If we dropped acid together, he says we'd listen to James Blake and Hiatus Kaiyote. We'd also listen to Acid Rap while he'd "point out all the crazy things that you never noticed about it, and all the weird things that I put under the track, like the little subliminal messages. I'm telling kids to k** their parents!" He's joking, I hope.

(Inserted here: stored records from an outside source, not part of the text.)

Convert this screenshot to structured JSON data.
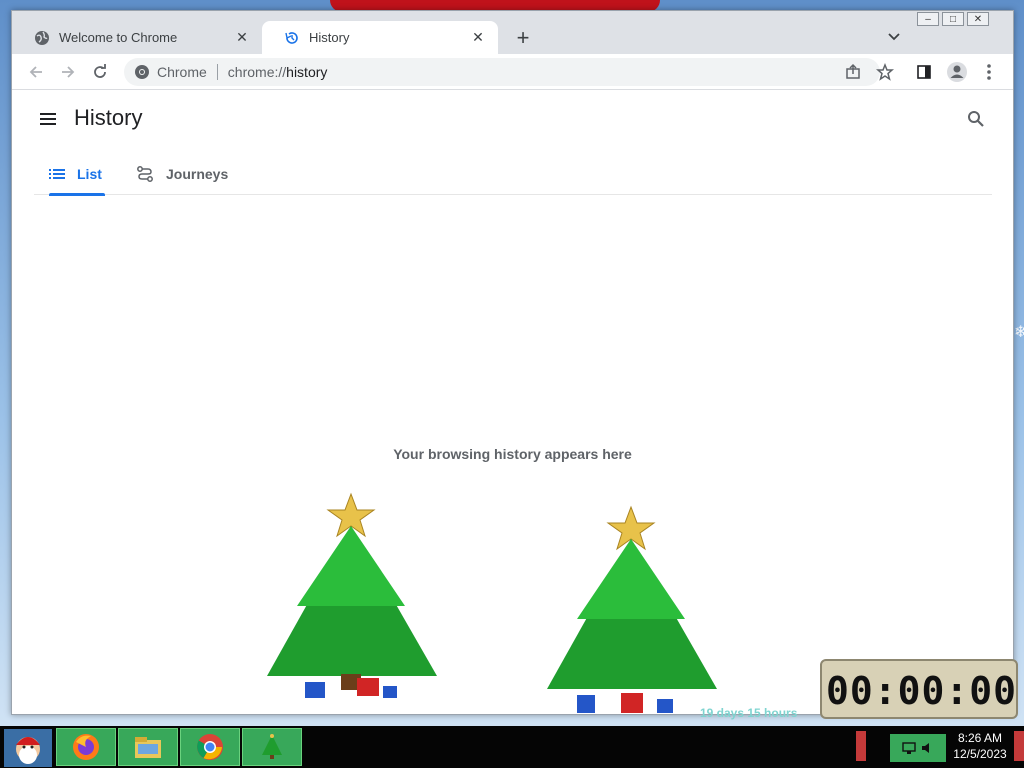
{
  "browser": {
    "tabs": [
      {
        "title": "Welcome to Chrome",
        "icon": "globe-icon",
        "active": false
      },
      {
        "title": "History",
        "icon": "history-icon",
        "active": true
      }
    ],
    "omnibox": {
      "site_label": "Chrome",
      "url_prefix": "chrome://",
      "url_path": "history"
    }
  },
  "history_page": {
    "title": "History",
    "tabs": [
      {
        "label": "List",
        "icon": "list-icon",
        "selected": true
      },
      {
        "label": "Journeys",
        "icon": "journeys-icon",
        "selected": false
      }
    ],
    "empty_message": "Your browsing history appears here"
  },
  "taskbar": {
    "apps": [
      "santa-start-icon",
      "firefox-icon",
      "file-manager-icon",
      "chrome-icon",
      "christmas-tree-icon"
    ],
    "clock_time": "8:26 AM",
    "clock_date": "12/5/2023"
  },
  "countdown_widget": {
    "display": "00:00:00",
    "banner": "19 days 15 hours"
  },
  "colors": {
    "accent": "#1a73e8",
    "taskbar": "#050505",
    "taskbar_app": "#38a85a"
  }
}
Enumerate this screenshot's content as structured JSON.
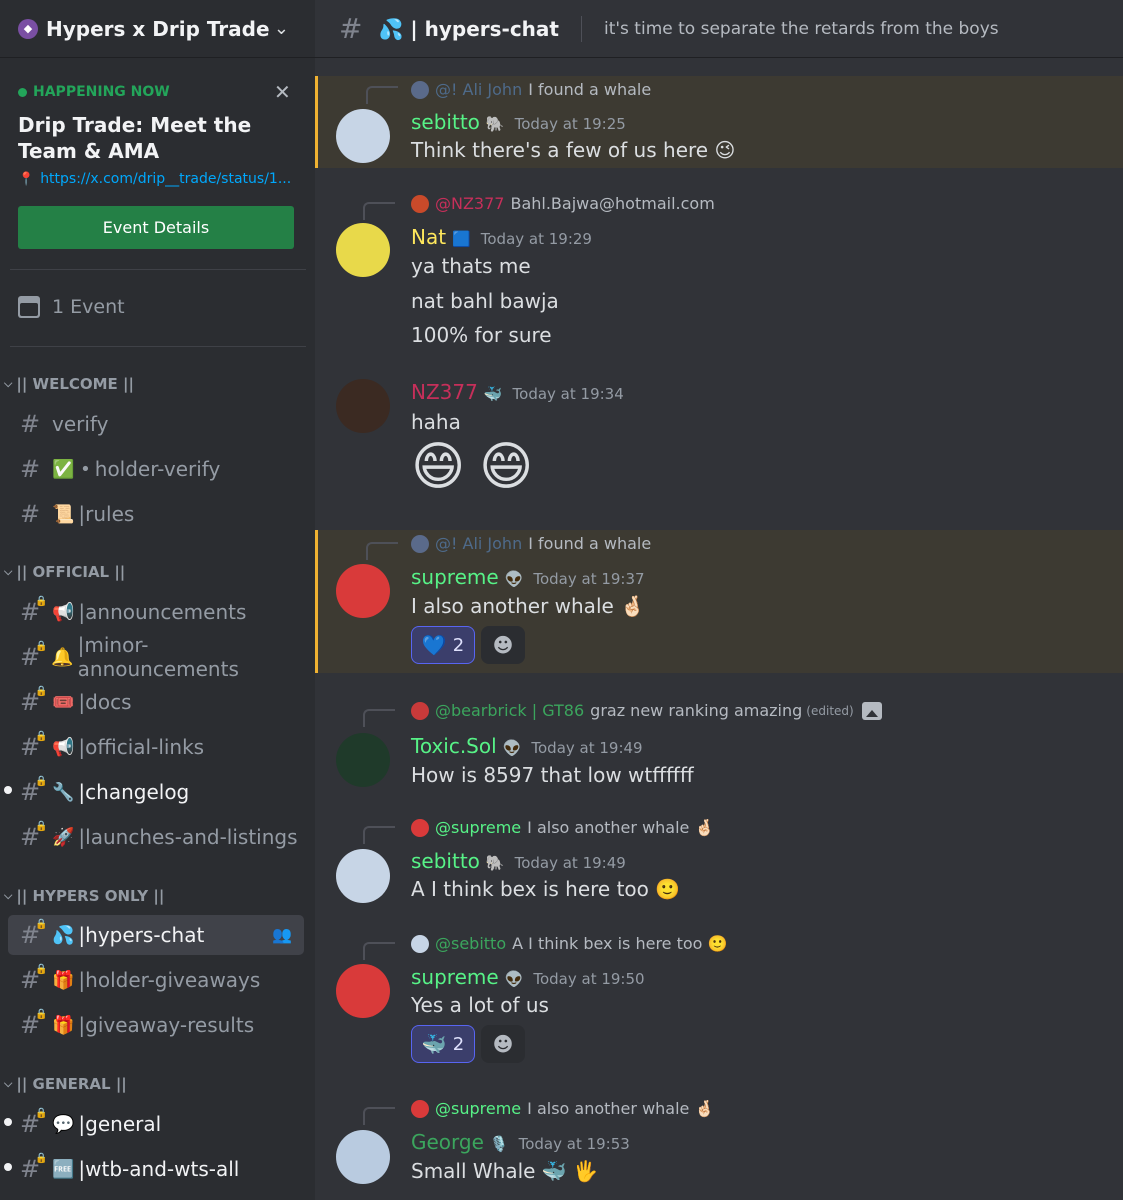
{
  "server": {
    "name": "Hypers x Drip Trade"
  },
  "event": {
    "status": "HAPPENING NOW",
    "title": "Drip Trade: Meet the Team & AMA",
    "link": "https://x.com/drip__trade/status/1...",
    "button": "Event Details",
    "count_label": "1 Event"
  },
  "categories": {
    "welcome": "|| WELCOME ||",
    "official": "|| OFFICIAL ||",
    "hypers_only": "|| HYPERS ONLY ||",
    "general": "|| GENERAL ||"
  },
  "channels": {
    "verify": "verify",
    "holder_verify": "holder-verify",
    "rules": "|rules",
    "announcements": "|announcements",
    "minor_announcements": "|minor-announcements",
    "docs": "|docs",
    "official_links": "|official-links",
    "changelog": "|changelog",
    "launches": "|launches-and-listings",
    "hypers_chat": "|hypers-chat",
    "holder_giveaways": "|holder-giveaways",
    "giveaway_results": "|giveaway-results",
    "general": "|general",
    "wtb": "|wtb-and-wts-all"
  },
  "channel_emojis": {
    "holder_verify": "✅ •",
    "rules": "📜",
    "announcements": "📢",
    "minor_announcements": "🔔",
    "docs": "🎟️",
    "official_links": "📢",
    "changelog": "🔧",
    "launches": "🚀",
    "hypers_chat": "💦",
    "holder_giveaways": "🎁",
    "giveaway_results": "🎁",
    "general": "💬",
    "wtb": "🆓"
  },
  "topbar": {
    "channel": "💦 | hypers-chat",
    "topic": "it's time to separate the retards from the boys"
  },
  "colors": {
    "accent": "#5865f2",
    "green": "#23a55a",
    "highlight": "#f0b232"
  },
  "messages": [
    {
      "reply_mention": "@! Ali John",
      "reply_text": "I found a whale",
      "user": "sebitto",
      "user_color": "#57f287",
      "badge": "🐘",
      "time": "Today at 19:25",
      "lines": [
        "Think there's a few of us here 😉"
      ]
    },
    {
      "reply_mention": "@NZ377",
      "reply_text": "Bahl.Bajwa@hotmail.com",
      "user": "Nat",
      "user_color": "#fee75c",
      "badge": "🟦",
      "time": "Today at 19:29",
      "lines": [
        "ya thats me",
        "nat bahl bawja",
        "100% for sure"
      ]
    },
    {
      "user": "NZ377",
      "user_color": "#c62f5a",
      "badge": "🐳",
      "time": "Today at 19:34",
      "lines": [
        "haha"
      ],
      "big_emoji": "😄"
    },
    {
      "reply_mention": "@! Ali John",
      "reply_text": "I found a whale",
      "user": "supreme",
      "user_color": "#57f287",
      "badge": "👽",
      "time": "Today at 19:37",
      "lines": [
        "I also another whale 🤞🏻"
      ],
      "reaction": {
        "emoji": "💙",
        "count": "2"
      }
    },
    {
      "reply_mention": "@bearbrick | GT86",
      "reply_text": "graz new ranking amazing",
      "reply_edited": "(edited)",
      "user": "Toxic.Sol",
      "user_color": "#57f287",
      "badge": "👽",
      "time": "Today at 19:49",
      "lines": [
        "How is 8597 that low wtffffff"
      ]
    },
    {
      "reply_mention": "@supreme",
      "reply_text": "I also another whale 🤞🏻",
      "user": "sebitto",
      "user_color": "#57f287",
      "badge": "🐘",
      "time": "Today at 19:49",
      "lines": [
        "A I think bex is here too 🙂"
      ]
    },
    {
      "reply_mention": "@sebitto",
      "reply_text": "A I think bex is here too 🙂",
      "user": "supreme",
      "user_color": "#57f287",
      "badge": "👽",
      "time": "Today at 19:50",
      "lines": [
        "Yes a lot of us"
      ],
      "reaction": {
        "emoji": "🐳",
        "count": "2"
      }
    },
    {
      "reply_mention": "@supreme",
      "reply_text": "I also another whale 🤞🏻",
      "user": "George",
      "user_color": "#3ba55d",
      "badge": "🎙️",
      "time": "Today at 19:53",
      "lines": [
        "Small Whale 🐳 🖐️"
      ]
    }
  ]
}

“What s**s is that when you're an artist and you get known, more people know you for your music and know you for a certain aesthetic, and the world kind of pushes that on you. So, every time I meet people they only want to talk to me about acid or they want to give me some free acid. It's cool when you first get into it, but then you kind of realise over time it's not necessarily who you are. It might be something you do, but it's not at all who you are.”
He stops and stares at the piece of pizza on his fork. I ask if something's wrong. "Yeah, the tomato was looking weird. I was thinking about whether or not I was...Thank you," he says, and eats it anyway.
"I think I've kinda gotten to a point in my life where I'm happy a lot without dropping Acid," he says. I ask if it has anything to do with his girlfriend Kirsten, whom his song 'Interlude (That's Love)' was written for. Chance says they've been dating for "years and years and years"; Pat says six months. "Tomato, tomahto," Chance replies. "A week and a half. No, I'll stop making joke." Kirsten changes the subject to shaving her legs and Pat recommends laser hair removal.
"I might do it to my pubes," Chance declares. "I got, like, some serious problems going on with entanglement...I thought that was funny. As it came out of my mouth it sounded grosser and grosser." He picks up a pen to sign the bill, but instead stops and shouts, "I don't sign autographs!"